What has changed for you in 2023? For some, this year has been as complicated as learning a new dance. Did you start a new job or leave a job behind? That’s one step. Some bigger changes, especially those in the family, are practically a pirouette. If notable changes occurred in your personal or professional life, you may want to review your finances before this year ends and 2024 begins. Proving that you have all the right moves in 2023 might put you in a better position to tango with 2024.
Even if your 2023 has been relatively uneventful, the end of the year is still a good time to get cracking and see what changes may need to be made.
Do you engage in tax-loss harvesting?
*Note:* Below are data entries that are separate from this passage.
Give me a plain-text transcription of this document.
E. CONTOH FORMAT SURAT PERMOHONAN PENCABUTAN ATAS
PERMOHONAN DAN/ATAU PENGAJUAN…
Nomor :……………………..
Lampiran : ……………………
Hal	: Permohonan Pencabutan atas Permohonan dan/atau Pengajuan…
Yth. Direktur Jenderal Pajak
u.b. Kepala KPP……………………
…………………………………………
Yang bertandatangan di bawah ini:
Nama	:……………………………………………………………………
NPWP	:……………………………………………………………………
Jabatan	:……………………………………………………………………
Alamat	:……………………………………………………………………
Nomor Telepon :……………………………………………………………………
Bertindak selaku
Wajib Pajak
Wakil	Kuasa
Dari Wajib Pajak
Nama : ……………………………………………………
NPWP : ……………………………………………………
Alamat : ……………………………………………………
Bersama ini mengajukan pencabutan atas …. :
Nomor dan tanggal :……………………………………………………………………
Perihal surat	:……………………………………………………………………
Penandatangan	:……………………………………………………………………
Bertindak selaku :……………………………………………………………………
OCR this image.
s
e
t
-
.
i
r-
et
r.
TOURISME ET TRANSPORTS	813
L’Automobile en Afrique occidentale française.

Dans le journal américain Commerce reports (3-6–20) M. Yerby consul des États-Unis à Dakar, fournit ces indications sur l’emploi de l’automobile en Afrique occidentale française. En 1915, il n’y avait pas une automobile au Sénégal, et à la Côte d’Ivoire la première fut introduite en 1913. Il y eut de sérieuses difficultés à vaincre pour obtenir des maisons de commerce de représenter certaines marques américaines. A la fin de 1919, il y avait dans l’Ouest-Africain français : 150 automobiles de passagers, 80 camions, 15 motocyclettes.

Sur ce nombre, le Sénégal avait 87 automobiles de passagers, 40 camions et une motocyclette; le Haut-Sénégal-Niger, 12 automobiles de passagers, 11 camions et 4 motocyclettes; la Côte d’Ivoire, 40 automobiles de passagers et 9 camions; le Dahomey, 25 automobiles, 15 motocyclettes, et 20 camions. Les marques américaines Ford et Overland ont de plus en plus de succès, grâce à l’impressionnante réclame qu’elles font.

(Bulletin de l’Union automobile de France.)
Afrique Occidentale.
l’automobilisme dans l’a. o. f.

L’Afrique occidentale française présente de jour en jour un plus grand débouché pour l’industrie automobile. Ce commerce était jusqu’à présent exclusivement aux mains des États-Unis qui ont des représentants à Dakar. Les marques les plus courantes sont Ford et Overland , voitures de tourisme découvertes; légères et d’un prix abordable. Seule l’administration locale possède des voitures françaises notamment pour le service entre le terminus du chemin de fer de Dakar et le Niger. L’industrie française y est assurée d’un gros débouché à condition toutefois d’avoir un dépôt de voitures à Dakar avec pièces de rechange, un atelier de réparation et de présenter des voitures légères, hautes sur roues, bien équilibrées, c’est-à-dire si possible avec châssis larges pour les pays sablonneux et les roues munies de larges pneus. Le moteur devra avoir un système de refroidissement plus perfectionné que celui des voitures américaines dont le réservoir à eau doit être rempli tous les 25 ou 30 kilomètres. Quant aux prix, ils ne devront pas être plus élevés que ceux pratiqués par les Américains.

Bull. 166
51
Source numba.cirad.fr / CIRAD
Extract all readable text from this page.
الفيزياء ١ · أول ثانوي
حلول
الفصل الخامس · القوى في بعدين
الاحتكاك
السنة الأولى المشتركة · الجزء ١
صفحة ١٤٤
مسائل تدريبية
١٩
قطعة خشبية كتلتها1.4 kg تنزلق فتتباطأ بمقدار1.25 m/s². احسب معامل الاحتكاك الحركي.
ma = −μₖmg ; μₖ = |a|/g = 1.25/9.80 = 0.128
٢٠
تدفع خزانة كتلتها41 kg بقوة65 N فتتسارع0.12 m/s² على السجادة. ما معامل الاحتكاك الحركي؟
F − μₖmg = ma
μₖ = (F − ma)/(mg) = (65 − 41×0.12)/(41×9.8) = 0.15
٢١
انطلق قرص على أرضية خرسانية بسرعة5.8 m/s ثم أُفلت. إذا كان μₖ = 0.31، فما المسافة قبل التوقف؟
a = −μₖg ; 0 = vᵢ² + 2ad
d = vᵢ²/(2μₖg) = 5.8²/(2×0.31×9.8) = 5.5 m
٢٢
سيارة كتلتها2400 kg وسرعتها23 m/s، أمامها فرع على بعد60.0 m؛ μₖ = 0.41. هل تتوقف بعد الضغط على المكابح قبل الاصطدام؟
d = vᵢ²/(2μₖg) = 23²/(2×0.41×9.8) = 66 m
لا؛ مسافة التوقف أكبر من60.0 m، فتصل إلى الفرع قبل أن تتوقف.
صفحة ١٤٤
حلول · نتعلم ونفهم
That’s the practice of taking capital losses (selling securities worth less than what you first paid for them) to manage capital gains. If you are thinking about this move, consider seeking some guidance from a professional who can provide insights.1
In fact, you could even take it a step further. Consider that up to $3,000 of capital losses in excess of capital gains can be deducted from ordinary income, and any remaining capital losses above that amount can be carried forward to offset capital gains in upcoming years.1
Keep in mind this article is for informational purposes only and is not a replacement for real-life advice. Please consult your tax professional before modifying your tax strategy.
Do you want to itemize deductions? You may just want to take the standard deduction for the 2023 tax year, which has risen to $13,850 for single filers and $27,700 for joint. If you think it might be better to itemize, now would be a good time to get the receipts and assorted paperwork together.2
Are you thinking of gifting? How about donating to a qualified charity or non-profit organization before 2023 ends? Your gift may qualify as a tax deduction. For some gifts, you may be required to itemize deductions.3
While we’re on the topic of year-end moves, why not take a moment to review a portion of your estate strategy? Specifically, take a look at your beneficiary designations. If you haven’t reviewed them for some time, double-check that these assets are structured to go where you want them to, should you pass away. Lastly, look at your will to see that it remains valid and up-to-date.
Check on the amount you have withheld. If you discover that you have withheld too little on your W-4 form so far, you may need to adjust your withholding before the year ends.
What can you do before ringing in the New Year? New Year’s Eve may put you in a dancing mood, eager to say goodbye to the old year and welcome 2024. Please do it now rather than in February or March. Little year-end moves might help you improve your short-term and long-term financial situation.